Following Vaduganathan’s ESC-HF presentation, session chair Maja Cikes, MD, PhD (University Hospital Centre Zagreb, Croatia), asked if it might be time to “unite” the HFrEF and “mildly reduced” populations, while also pinning down the upper limit of benefit for heart failure therapies.
Vaduganathan agreed, saying: “I think there’s growing appreciation that this mildly reduced EF range likely has very similar pathophysiological drivers and characteristics and even treatment response to reduced EF, and likely the same recommendations would hold for heart failure with reduced and mildly reduced ejection fraction.”
That said, he continued, “better characterization of that very high EF range is going to be important.” While empagliflozin didn’t show much in the way of attenuation of benefit even at the upper EF ranges, “we’ll learn more from DELIVER, which will be soon to report, especially in this high EF range,” he predicted.
Vaduganathan M, Claggett BL, Inciardi RM, et al.
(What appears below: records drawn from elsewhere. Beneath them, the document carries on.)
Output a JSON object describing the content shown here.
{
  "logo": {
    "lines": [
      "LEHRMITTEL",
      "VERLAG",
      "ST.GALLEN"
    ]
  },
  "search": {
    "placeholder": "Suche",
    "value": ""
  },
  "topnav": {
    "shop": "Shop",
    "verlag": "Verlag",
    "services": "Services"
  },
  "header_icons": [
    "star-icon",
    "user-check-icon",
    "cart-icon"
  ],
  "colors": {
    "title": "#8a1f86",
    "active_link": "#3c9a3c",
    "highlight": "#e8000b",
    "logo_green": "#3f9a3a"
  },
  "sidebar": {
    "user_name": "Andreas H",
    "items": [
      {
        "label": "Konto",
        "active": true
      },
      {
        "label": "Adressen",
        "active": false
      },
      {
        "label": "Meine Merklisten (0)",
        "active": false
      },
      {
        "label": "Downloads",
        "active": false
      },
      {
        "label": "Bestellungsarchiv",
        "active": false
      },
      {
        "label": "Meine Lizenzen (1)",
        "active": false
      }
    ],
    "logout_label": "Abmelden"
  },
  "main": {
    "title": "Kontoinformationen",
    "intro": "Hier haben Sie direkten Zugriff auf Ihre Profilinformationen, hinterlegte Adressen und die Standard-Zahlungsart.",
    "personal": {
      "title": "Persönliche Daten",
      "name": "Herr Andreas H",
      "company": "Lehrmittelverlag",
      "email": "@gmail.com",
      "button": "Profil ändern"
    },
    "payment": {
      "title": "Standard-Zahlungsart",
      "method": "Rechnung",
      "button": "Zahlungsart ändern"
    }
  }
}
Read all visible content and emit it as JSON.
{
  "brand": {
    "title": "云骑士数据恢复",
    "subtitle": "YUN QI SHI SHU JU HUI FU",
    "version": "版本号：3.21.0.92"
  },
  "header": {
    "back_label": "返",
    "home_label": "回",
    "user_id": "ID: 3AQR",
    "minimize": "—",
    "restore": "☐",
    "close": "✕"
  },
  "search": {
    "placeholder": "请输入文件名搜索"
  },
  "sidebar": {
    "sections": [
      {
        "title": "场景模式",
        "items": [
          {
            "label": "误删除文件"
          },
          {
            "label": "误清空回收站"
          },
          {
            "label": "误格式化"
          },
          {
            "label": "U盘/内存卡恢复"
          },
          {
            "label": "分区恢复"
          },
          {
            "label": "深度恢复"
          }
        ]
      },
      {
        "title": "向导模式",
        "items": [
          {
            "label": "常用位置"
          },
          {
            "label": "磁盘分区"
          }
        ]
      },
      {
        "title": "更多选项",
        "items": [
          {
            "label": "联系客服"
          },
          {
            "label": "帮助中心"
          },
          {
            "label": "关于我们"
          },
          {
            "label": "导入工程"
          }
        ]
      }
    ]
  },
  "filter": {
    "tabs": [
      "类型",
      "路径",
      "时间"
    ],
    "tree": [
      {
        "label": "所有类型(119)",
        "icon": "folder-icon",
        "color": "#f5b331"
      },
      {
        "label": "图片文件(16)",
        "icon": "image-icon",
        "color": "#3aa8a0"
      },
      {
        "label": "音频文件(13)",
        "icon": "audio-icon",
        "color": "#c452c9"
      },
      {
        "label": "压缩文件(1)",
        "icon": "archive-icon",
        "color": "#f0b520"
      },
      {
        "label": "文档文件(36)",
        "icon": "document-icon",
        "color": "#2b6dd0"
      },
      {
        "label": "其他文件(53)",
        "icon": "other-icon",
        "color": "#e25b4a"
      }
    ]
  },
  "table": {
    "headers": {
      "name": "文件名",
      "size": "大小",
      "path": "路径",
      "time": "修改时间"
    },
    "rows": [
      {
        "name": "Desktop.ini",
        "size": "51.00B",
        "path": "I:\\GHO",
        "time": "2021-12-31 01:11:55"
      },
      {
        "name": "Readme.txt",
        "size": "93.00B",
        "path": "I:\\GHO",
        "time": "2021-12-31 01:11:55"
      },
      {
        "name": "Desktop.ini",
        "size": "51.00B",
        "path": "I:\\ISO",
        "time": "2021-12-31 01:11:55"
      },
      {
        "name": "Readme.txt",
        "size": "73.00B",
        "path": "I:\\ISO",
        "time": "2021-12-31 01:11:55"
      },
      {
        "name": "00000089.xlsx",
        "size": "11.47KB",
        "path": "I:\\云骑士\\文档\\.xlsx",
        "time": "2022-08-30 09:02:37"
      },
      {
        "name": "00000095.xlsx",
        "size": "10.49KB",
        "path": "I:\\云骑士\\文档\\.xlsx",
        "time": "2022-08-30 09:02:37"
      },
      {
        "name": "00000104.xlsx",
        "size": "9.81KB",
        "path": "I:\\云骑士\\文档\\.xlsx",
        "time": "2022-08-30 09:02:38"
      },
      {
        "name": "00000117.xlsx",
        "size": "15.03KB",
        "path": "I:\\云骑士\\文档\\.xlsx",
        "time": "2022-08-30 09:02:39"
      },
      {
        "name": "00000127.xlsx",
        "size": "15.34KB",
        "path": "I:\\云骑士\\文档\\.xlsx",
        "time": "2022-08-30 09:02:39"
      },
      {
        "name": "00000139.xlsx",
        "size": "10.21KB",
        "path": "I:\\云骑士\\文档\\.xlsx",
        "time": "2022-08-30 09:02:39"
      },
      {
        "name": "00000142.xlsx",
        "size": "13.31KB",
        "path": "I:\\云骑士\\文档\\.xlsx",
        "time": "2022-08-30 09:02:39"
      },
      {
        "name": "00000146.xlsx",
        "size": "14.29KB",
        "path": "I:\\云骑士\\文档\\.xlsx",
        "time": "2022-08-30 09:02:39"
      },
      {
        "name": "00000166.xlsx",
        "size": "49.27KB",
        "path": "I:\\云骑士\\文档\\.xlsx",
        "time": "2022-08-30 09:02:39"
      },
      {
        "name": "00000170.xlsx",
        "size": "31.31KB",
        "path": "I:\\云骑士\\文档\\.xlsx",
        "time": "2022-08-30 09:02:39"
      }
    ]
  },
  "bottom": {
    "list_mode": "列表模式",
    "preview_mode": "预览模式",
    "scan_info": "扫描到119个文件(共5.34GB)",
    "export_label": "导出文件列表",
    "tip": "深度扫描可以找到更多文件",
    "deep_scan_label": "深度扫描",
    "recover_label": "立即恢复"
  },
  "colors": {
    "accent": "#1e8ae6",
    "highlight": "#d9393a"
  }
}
Estimating the benefits of combination medical therapy in heart failure with mildly reduced and preserved ejection fraction. Circulation. 2022;Epub ahead of print.
- Vaduganathan reports receiving research grant support or serving on advisory boards for American Regent, Amgen, AstraZeneca, Bayer AG, Baxter Healthcare, Boehringer Ingelheim, Cytokinetics, Lexicon Pharmaceuticals, Novartis, Pharmacosmos, Relypsa, Roche Diagnostics, and Sanofi; having speaker engagements with Novartis and Roche Diagnostics; and participating on clinical trial committees for studies sponsored by Galmed, Novartis, Bayer AG, Occlutech, and Impulse Dynamics.
- Sauer reports receiving research funding and speaking honoraria from Novartis, and research funding from Boehringer Ingelheim for EMPEROR-Preserved, neither of which were in the last 12 months.